The most common cause of a machine image failing in WDS is that the machine naming process is not configured correctly. You may get the dreaded ‘Windows could not parse or process unattend answer file’ error when you are 100% certain that your answer file is in fact valid and works on some machines but not others.
The most common cause of these problems is that you are trying to do an automated domain join and someone may have tried to then manually change a machine’s name.
If your attempted re-image does fail on the above error do the following (while the client has the error on screen) to find out why:
- Hold Shift and press F10, this should open a command prompt next to the error dialog box.
- Type Notepad
- Open the setuperr.log in C:\Windows\Panther
You should see something that mentions that the machine naming failed or that the computer account could not be reset.
If you do not intend to use PXE boot approval and are getting the ‘CreateOrResetMachineAccount: Error resetting machine account’ error – simply go to the PXE Response tab of your WDS server’s properties and untick the box that states ‘Require Administrator Approval’
You may then need to remove the machine from Active Directory Prestaged Devices in WDS (found in the setuperr.log) above, run the below command and restart the WDS service before imaging again:
Wdsutil.exe /delete-autoadddevices /devicetype:approveddevices
A quick warning that removing devices from Active Directory Prestaged Devices will remove it from Active Directory.
If you are intending to use Administrator PXE boot approval then you need to do the below.
In Active Directory Users and Computers:
- Right click on the OU your new computers will appear in (Normally “Computers”) and select Delegate Control
- On the first screen of the wizard, click Next
- Click Add and then click Object Types, select Computers and click OK
- Enter the name of the computer WDS is running on, followed by a dollar sign, e.g. WDS01$, and click Check Names
- Enter the user name of the account you have for WDS installations e.g. InstallUser, and click Check Names
- Click OK and Next
- Select Create a Custom task to delegate and click Next
- Select Only the following objects in the folder. Then select the Computer Objects check box, select Create selected objects in this folder, and click Next.

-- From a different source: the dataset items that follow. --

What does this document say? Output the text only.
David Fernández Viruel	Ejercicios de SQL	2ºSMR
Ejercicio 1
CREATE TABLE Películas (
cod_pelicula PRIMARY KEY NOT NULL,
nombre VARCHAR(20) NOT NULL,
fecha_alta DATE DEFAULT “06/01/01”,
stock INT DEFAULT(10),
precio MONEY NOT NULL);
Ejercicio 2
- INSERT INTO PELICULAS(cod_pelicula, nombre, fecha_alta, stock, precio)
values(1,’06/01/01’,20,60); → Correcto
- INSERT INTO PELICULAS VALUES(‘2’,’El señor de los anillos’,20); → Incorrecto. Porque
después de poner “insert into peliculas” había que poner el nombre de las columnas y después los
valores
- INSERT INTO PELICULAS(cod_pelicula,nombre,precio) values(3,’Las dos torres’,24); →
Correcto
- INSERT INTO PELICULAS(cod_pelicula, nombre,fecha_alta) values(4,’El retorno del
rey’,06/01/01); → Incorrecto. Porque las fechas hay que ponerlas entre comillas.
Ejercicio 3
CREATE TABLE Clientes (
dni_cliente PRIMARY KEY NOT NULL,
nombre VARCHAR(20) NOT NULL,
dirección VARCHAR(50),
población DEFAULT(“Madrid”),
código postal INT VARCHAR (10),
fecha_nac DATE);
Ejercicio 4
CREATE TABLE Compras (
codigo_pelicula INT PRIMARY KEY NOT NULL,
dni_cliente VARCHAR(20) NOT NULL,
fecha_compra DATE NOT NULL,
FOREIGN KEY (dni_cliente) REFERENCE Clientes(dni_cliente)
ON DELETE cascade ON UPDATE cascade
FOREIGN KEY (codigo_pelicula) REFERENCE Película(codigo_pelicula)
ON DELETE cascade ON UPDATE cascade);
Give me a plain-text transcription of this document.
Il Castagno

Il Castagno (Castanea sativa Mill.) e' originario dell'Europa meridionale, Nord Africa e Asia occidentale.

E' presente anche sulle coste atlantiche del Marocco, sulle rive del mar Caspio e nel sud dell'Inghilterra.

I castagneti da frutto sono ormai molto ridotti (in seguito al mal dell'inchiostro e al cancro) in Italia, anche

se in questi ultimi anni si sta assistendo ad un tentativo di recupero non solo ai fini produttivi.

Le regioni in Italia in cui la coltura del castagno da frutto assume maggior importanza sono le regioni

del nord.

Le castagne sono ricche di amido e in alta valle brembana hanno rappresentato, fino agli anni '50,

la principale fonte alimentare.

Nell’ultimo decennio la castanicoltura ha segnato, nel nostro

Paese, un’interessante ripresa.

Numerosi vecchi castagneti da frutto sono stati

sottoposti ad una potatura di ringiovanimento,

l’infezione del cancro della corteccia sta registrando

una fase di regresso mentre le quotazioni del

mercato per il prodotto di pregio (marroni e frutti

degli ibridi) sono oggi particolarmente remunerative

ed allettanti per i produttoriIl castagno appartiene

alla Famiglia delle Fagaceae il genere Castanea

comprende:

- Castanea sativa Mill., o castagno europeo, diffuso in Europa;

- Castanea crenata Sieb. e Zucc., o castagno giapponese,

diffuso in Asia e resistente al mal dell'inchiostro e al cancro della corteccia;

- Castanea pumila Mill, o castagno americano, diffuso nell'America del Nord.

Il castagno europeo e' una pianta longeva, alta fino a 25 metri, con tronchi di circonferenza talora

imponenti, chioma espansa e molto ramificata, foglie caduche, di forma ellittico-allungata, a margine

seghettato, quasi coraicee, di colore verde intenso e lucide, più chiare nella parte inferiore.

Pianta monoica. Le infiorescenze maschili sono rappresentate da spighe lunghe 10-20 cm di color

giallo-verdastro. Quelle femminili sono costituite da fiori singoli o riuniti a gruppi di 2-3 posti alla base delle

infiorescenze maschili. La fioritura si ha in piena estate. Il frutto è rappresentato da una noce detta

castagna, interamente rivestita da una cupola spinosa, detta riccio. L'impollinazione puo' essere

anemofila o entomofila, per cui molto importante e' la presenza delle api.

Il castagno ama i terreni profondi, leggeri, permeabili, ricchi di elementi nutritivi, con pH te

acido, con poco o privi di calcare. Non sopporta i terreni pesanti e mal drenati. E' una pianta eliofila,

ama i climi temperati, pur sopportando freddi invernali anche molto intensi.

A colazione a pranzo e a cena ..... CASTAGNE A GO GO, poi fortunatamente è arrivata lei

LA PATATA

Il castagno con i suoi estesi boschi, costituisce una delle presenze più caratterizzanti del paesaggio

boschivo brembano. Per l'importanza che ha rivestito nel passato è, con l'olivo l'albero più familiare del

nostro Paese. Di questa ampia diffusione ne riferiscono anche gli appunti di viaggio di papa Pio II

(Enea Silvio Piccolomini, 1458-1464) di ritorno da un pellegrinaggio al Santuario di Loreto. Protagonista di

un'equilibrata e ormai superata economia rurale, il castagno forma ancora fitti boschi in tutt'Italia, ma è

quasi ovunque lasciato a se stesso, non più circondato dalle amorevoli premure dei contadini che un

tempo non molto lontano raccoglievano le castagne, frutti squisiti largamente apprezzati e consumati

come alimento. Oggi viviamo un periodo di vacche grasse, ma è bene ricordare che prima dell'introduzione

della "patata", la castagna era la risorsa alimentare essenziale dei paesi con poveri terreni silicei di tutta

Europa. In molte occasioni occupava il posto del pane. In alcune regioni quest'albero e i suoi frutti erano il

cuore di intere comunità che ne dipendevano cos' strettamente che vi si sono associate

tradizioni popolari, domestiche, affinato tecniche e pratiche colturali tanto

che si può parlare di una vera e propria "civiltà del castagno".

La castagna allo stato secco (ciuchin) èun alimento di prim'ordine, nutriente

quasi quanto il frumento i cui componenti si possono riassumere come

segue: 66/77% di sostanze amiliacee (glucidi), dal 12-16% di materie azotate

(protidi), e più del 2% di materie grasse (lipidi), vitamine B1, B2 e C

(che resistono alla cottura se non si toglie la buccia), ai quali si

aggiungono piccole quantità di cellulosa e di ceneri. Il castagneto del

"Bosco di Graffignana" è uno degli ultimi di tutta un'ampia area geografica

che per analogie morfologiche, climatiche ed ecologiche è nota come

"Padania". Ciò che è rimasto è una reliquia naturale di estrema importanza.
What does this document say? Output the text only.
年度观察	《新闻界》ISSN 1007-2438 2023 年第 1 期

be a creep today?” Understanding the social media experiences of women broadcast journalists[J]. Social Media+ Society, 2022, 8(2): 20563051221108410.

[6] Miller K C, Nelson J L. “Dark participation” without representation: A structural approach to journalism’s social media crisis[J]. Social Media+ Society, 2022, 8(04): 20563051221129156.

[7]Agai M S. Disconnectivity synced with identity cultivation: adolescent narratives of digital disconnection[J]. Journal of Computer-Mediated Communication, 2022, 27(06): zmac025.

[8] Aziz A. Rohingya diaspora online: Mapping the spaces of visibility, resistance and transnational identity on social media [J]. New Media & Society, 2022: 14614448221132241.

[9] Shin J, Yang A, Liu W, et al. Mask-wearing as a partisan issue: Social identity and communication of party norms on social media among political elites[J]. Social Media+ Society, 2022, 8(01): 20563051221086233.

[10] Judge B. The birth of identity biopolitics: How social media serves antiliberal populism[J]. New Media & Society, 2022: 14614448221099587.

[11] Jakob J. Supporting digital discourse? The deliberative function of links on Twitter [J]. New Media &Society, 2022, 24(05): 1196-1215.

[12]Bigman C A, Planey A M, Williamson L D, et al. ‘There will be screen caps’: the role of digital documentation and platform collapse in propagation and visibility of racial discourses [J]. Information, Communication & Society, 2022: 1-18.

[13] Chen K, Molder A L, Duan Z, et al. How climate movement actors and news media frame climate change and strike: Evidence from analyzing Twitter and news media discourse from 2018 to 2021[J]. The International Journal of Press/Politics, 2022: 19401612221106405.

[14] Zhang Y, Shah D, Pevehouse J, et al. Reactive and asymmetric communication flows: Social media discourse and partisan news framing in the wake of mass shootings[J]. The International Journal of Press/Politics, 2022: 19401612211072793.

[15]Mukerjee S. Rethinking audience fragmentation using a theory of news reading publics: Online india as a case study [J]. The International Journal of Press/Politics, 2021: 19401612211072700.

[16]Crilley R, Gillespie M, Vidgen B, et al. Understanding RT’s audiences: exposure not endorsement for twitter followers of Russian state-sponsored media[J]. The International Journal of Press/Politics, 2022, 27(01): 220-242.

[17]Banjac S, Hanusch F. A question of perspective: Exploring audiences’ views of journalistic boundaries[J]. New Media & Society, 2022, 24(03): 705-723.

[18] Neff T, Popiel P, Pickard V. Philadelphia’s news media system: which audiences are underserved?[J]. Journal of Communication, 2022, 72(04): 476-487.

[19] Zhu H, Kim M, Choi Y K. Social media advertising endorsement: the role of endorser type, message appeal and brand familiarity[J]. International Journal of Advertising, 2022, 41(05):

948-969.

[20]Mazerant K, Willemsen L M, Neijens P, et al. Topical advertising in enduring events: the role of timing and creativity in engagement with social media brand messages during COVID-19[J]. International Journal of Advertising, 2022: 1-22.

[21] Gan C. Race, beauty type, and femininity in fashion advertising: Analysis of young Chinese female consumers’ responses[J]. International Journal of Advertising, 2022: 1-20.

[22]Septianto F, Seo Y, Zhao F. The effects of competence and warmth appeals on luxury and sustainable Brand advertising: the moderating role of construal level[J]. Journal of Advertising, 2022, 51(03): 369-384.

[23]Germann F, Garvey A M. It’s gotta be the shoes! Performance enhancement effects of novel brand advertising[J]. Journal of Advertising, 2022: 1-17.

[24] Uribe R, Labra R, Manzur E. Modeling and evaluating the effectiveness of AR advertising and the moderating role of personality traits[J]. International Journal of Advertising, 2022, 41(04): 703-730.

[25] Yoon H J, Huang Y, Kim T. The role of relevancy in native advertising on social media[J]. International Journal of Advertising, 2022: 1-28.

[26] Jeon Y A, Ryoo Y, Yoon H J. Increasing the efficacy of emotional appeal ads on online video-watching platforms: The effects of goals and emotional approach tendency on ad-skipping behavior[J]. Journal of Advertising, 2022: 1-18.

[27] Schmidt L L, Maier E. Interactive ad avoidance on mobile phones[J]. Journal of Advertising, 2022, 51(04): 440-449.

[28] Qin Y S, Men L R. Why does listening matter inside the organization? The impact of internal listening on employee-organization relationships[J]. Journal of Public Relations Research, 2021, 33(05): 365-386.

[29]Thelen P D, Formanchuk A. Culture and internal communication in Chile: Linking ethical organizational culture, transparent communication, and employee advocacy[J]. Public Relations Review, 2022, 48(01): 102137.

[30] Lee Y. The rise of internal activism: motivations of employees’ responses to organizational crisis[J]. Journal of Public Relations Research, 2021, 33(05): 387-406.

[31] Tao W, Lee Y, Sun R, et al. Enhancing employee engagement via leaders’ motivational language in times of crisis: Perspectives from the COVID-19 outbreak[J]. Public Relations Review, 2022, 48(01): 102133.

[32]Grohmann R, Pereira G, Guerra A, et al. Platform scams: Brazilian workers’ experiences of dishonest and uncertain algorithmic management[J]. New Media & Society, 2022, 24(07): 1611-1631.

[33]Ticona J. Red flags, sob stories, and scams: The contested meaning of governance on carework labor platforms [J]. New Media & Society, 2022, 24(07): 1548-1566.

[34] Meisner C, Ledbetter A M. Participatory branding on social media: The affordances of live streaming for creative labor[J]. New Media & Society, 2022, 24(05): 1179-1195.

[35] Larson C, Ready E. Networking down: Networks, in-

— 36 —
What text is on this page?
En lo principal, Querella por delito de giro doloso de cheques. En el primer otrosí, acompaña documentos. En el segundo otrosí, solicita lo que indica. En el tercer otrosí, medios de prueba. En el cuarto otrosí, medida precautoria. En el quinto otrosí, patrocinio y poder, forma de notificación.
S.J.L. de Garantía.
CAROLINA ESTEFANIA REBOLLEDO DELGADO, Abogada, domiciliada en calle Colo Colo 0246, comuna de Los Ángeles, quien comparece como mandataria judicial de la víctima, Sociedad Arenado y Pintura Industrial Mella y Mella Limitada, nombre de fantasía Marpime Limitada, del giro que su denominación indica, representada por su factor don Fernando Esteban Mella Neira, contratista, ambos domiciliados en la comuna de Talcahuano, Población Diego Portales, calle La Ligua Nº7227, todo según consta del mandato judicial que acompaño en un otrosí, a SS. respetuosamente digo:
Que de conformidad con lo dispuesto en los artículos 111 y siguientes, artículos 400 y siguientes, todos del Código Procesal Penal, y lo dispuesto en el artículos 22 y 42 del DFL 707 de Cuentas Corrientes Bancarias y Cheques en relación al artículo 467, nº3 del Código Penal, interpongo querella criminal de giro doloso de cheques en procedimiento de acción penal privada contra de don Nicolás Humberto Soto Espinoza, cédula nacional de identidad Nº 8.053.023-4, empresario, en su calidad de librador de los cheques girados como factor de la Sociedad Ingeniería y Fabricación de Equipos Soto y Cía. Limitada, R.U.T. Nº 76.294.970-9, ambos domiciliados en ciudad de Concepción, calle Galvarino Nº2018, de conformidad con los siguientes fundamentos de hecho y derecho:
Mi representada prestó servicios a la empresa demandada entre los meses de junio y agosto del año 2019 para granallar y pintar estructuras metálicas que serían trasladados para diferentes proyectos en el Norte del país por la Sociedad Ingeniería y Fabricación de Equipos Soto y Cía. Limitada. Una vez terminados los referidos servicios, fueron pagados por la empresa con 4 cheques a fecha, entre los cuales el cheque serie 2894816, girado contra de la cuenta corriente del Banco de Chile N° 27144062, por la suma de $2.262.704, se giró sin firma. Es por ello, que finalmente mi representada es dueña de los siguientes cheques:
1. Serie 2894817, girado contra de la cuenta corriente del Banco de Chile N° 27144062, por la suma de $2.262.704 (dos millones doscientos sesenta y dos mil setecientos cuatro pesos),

- In the Permissions box, select the Write all Properties check box, and click Next and Finish.
- On your WDS server, open regedit
- Navigate to the HKEY_LOCAL_MACHINE\SYSTEM\CurrentControlSet\services\WDSServer\Providers\WDSPXE\Providers\BINLSVC\AutoApprove key
- Open the x64 subkey, and double click on User
- Change from Domain Admins to InstallUser
- Open the x86 subkey, and double click on User
- Change from Domain Admins to InstallUser
How does Prestaging and Administrator Approval work?
In order for WDS to use the Administrator Approval tab it needs to know about which machines have been approved/rejected. When a user approves a machine for imaging the machine is instantly created in Active Directory (even though the image hasn’t yet begun). This is the prestaging part as the account is created ahead of joining the machine to the domain.
Once the machine is imaged, the computer account is reset and the unattend file specifies its joining to the domain. It should then use this machine account and join the domain successfully. Any issues with this should be resolved by correcting the permissions as above or completely disabling administrator approval.
In 2012 R2, removing entries from WDS prestage does NOT remove them from AD, provided the install has reached a certain stage.
This is fortunate because when we image some machines that have no ethernet, but can be imaged with an ethernet adapter, we have to delete the prestage info once the machine is installed so that the USB stick can be reused.
(I am hoping adding the WDS m/c as delegate is going to fix our domain joining error. Testing tomorrow!)